The CFPB continues to emphasize the importance of adopting a compliance management system.   Put simply, all consumer finance companies, large and small, need to have a good compliance management system in place.  The CFPB Supervision and Examination Manual explains, “[T]he CFPB expects every regulated entity under its supervision and enforcement authority to have an effective compliance management system adapted to its business strategy and operations.”

As we have discussed in a previous post, an effective compliance management system needs to include four key components: 1) board of directors and management oversight, 2) a comprehensive written compliance program, 3) a consumer complaint response protocol, and 4) a compliance audit.  In today’s post, we discuss the fourth component—the compliance audit function.

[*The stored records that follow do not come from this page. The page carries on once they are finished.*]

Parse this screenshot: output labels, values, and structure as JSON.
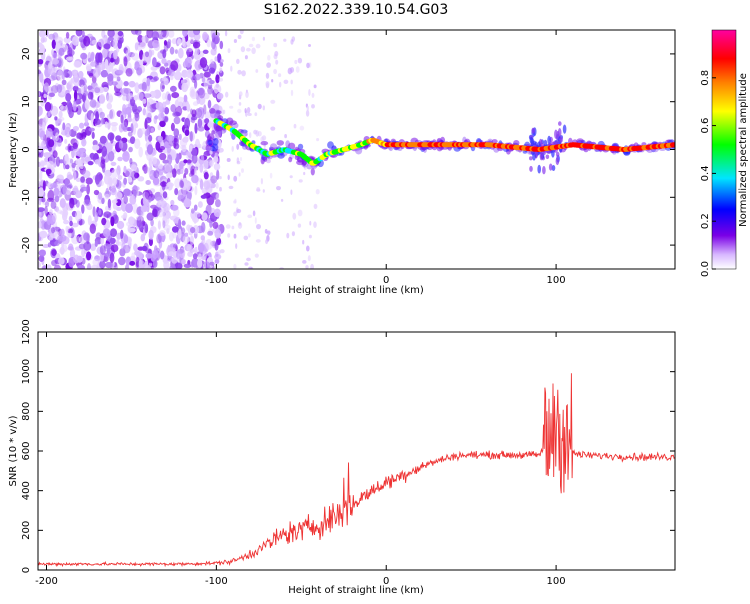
{
  "title": "S162.2022.339.10.54.G03",
  "chart_data": [
    {
      "type": "heatmap",
      "xlabel": "Height of straight line (km)",
      "ylabel": "Frequency (Hz)",
      "xlim": [
        -205,
        170
      ],
      "ylim": [
        -25,
        25
      ],
      "xticks": [
        -200,
        -100,
        0,
        100
      ],
      "yticks": [
        -20,
        -10,
        0,
        10,
        20
      ],
      "colorbar": {
        "label": "Normalized spectral amplitude",
        "range": [
          0,
          1
        ],
        "ticks": [
          "0.0",
          "0.2",
          "0.4",
          "0.6",
          "0.8"
        ],
        "stops": [
          "#ffffff",
          "#7a00e6",
          "#0000ff",
          "#00e5ff",
          "#00ff00",
          "#ffff00",
          "#ff8000",
          "#ff0000",
          "#ff00a0"
        ]
      },
      "ridge": [
        {
          "x": -100,
          "y": 6
        },
        {
          "x": -90,
          "y": 4
        },
        {
          "x": -80,
          "y": 1
        },
        {
          "x": -70,
          "y": -1
        },
        {
          "x": -60,
          "y": 0
        },
        {
          "x": -50,
          "y": -1
        },
        {
          "x": -43,
          "y": -3
        },
        {
          "x": -35,
          "y": -1
        },
        {
          "x": -25,
          "y": 0
        },
        {
          "x": -15,
          "y": 1
        },
        {
          "x": -8,
          "y": 2
        },
        {
          "x": 0,
          "y": 1
        },
        {
          "x": 20,
          "y": 1
        },
        {
          "x": 60,
          "y": 1
        },
        {
          "x": 90,
          "y": 0
        },
        {
          "x": 110,
          "y": 1
        },
        {
          "x": 140,
          "y": 0
        },
        {
          "x": 170,
          "y": 1
        }
      ]
    },
    {
      "type": "line",
      "xlabel": "Height of straight line (km)",
      "ylabel": "SNR (10 * v/v)",
      "xlim": [
        -205,
        170
      ],
      "ylim": [
        0,
        1200
      ],
      "xticks": [
        -200,
        -100,
        0,
        100
      ],
      "yticks": [
        0,
        200,
        400,
        600,
        800,
        1000,
        1200
      ],
      "color": "#ee3333",
      "series": [
        {
          "x": [
            -205,
            -180,
            -160,
            -140,
            -120,
            -100,
            -90,
            -80,
            -70,
            -60,
            -50,
            -40,
            -30,
            -20,
            -10,
            0,
            10,
            20,
            30,
            40,
            50,
            60,
            80,
            90,
            95,
            100,
            105,
            110,
            115,
            130,
            150,
            170
          ],
          "y": [
            30,
            30,
            30,
            30,
            30,
            35,
            45,
            80,
            130,
            180,
            200,
            230,
            270,
            330,
            390,
            440,
            480,
            520,
            550,
            575,
            580,
            580,
            580,
            580,
            650,
            750,
            700,
            590,
            580,
            575,
            570,
            570
          ]
        }
      ]
    }
  ]
}
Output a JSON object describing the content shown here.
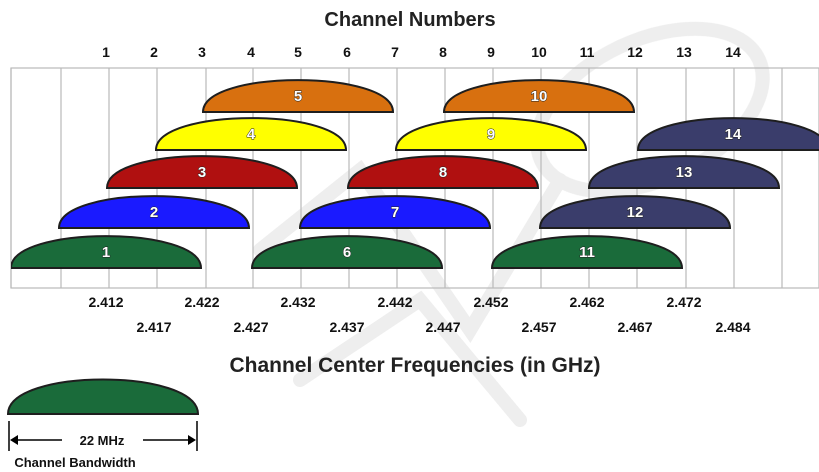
{
  "top_title": "Channel Numbers",
  "bottom_title": "Channel Center Frequencies (in GHz)",
  "bandwidth": {
    "label": "22 MHz",
    "caption": "Channel Bandwidth",
    "color": "#1a6b3a"
  },
  "channels": [
    {
      "num": "1",
      "freq": "2.412",
      "row": 0,
      "color": "#1a6b3a"
    },
    {
      "num": "2",
      "freq": "2.417",
      "row": 1,
      "color": "#1a1aff"
    },
    {
      "num": "3",
      "freq": "2.422",
      "row": 2,
      "color": "#b01010"
    },
    {
      "num": "4",
      "freq": "2.427",
      "row": 3,
      "color": "#ffff00"
    },
    {
      "num": "5",
      "freq": "2.432",
      "row": 4,
      "color": "#d8700f"
    },
    {
      "num": "6",
      "freq": "2.437",
      "row": 0,
      "color": "#1a6b3a"
    },
    {
      "num": "7",
      "freq": "2.442",
      "row": 1,
      "color": "#1a1aff"
    },
    {
      "num": "8",
      "freq": "2.447",
      "row": 2,
      "color": "#b01010"
    },
    {
      "num": "9",
      "freq": "2.452",
      "row": 3,
      "color": "#ffff00"
    },
    {
      "num": "10",
      "freq": "2.457",
      "row": 4,
      "color": "#d8700f"
    },
    {
      "num": "11",
      "freq": "2.462",
      "row": 0,
      "color": "#1a6b3a"
    },
    {
      "num": "12",
      "freq": "2.467",
      "row": 1,
      "color": "#3a3d6b"
    },
    {
      "num": "13",
      "freq": "2.472",
      "row": 2,
      "color": "#3a3d6b"
    },
    {
      "num": "14",
      "freq": "2.484",
      "row": 3,
      "color": "#3a3d6b"
    }
  ]
}
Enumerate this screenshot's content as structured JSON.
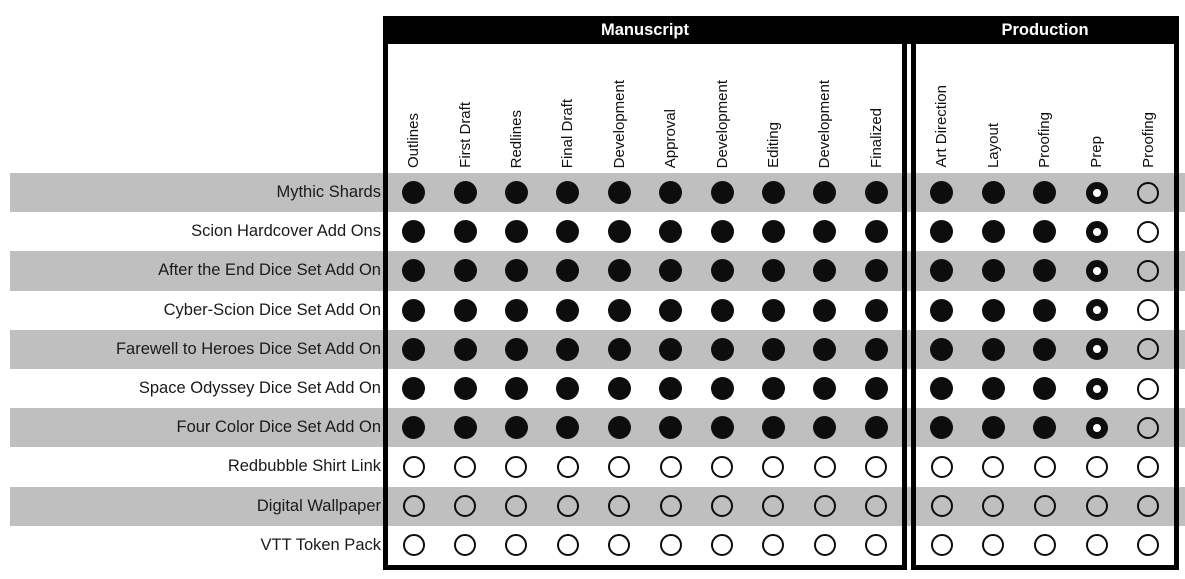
{
  "colors": {
    "page_bg": "#ffffff",
    "stripe": "#bfbfbf",
    "header_bg": "#000000",
    "header_text": "#ffffff",
    "dot": "#0d0d0d",
    "row_label_text": "#1a1a1a",
    "table_border": "#000000"
  },
  "chart_data": {
    "type": "table",
    "description": "Project status matrix: rows are products, columns are workflow stages; filled dot = stage complete, donut dot = stage partially complete, empty dot = stage not started",
    "legend_position": "none",
    "sections": [
      {
        "title": "Manuscript",
        "columns": [
          "Outlines",
          "First Draft",
          "Redlines",
          "Final Draft",
          "Development",
          "Approval",
          "Development",
          "Editing",
          "Development",
          "Finalized"
        ]
      },
      {
        "title": "Production",
        "columns": [
          "Art Direction",
          "Layout",
          "Proofing",
          "Prep",
          "Proofing"
        ]
      }
    ],
    "symbol_states": [
      "filled",
      "donut",
      "empty"
    ],
    "rows": [
      {
        "label": "Mythic Shards",
        "manuscript": [
          "filled",
          "filled",
          "filled",
          "filled",
          "filled",
          "filled",
          "filled",
          "filled",
          "filled",
          "filled"
        ],
        "production": [
          "filled",
          "filled",
          "filled",
          "donut",
          "empty"
        ]
      },
      {
        "label": "Scion Hardcover Add Ons",
        "manuscript": [
          "filled",
          "filled",
          "filled",
          "filled",
          "filled",
          "filled",
          "filled",
          "filled",
          "filled",
          "filled"
        ],
        "production": [
          "filled",
          "filled",
          "filled",
          "donut",
          "empty"
        ]
      },
      {
        "label": "After the End Dice Set Add On",
        "manuscript": [
          "filled",
          "filled",
          "filled",
          "filled",
          "filled",
          "filled",
          "filled",
          "filled",
          "filled",
          "filled"
        ],
        "production": [
          "filled",
          "filled",
          "filled",
          "donut",
          "empty"
        ]
      },
      {
        "label": "Cyber-Scion Dice Set Add On",
        "manuscript": [
          "filled",
          "filled",
          "filled",
          "filled",
          "filled",
          "filled",
          "filled",
          "filled",
          "filled",
          "filled"
        ],
        "production": [
          "filled",
          "filled",
          "filled",
          "donut",
          "empty"
        ]
      },
      {
        "label": "Farewell to Heroes Dice Set Add On",
        "manuscript": [
          "filled",
          "filled",
          "filled",
          "filled",
          "filled",
          "filled",
          "filled",
          "filled",
          "filled",
          "filled"
        ],
        "production": [
          "filled",
          "filled",
          "filled",
          "donut",
          "empty"
        ]
      },
      {
        "label": "Space Odyssey Dice Set Add On",
        "manuscript": [
          "filled",
          "filled",
          "filled",
          "filled",
          "filled",
          "filled",
          "filled",
          "filled",
          "filled",
          "filled"
        ],
        "production": [
          "filled",
          "filled",
          "filled",
          "donut",
          "empty"
        ]
      },
      {
        "label": "Four Color Dice Set Add On",
        "manuscript": [
          "filled",
          "filled",
          "filled",
          "filled",
          "filled",
          "filled",
          "filled",
          "filled",
          "filled",
          "filled"
        ],
        "production": [
          "filled",
          "filled",
          "filled",
          "donut",
          "empty"
        ]
      },
      {
        "label": "Redbubble Shirt Link",
        "manuscript": [
          "empty",
          "empty",
          "empty",
          "empty",
          "empty",
          "empty",
          "empty",
          "empty",
          "empty",
          "empty"
        ],
        "production": [
          "empty",
          "empty",
          "empty",
          "empty",
          "empty"
        ]
      },
      {
        "label": "Digital Wallpaper",
        "manuscript": [
          "empty",
          "empty",
          "empty",
          "empty",
          "empty",
          "empty",
          "empty",
          "empty",
          "empty",
          "empty"
        ],
        "production": [
          "empty",
          "empty",
          "empty",
          "empty",
          "empty"
        ]
      },
      {
        "label": "VTT Token Pack",
        "manuscript": [
          "empty",
          "empty",
          "empty",
          "empty",
          "empty",
          "empty",
          "empty",
          "empty",
          "empty",
          "empty"
        ],
        "production": [
          "empty",
          "empty",
          "empty",
          "empty",
          "empty"
        ]
      }
    ]
  }
}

Periodically, a finance company needs to conduct a compliance audit.  The CFPB Manual explains that the purpose of a compliance audit is to “review an institution’s compliance with Federal consumer financial laws and adherence to internal policies and procedures.”  The audit function should allow the board of directors or senior management to determine whether policies and procedures are sufficient to comply with Federal laws and protect consumers, and whether the company is actually complying with the policies and procedures that are in place.

The frequency and scope of the audit will depend on the size and complexity of the particular company.  Smaller companies with limited products will generally undertake an internal audit and/or work with company counsel, while larger, more complex companies should consider undertaking an external audit conducted by a compliance expert.

Additionally, the audit must be sufficiently “independent of both the compliance program and business functions that include customer sales or service.”  In other words, whether the audit is conducted internally or by a third party, it needs to take an objective look at the company’s compliance efforts.

Once the audit is complete, the results must be shared with the board of directors, senior management and other appropriate compliance staff.  If the audit reveals deficiencies in the company’s compliance efforts or gaps in policies and procedures, appropriate changes must be implemented in a timely manner.

The primary goal of a compliance audit should be to ensure compliance with the law—and, of course, to catch problems before the CFPB does.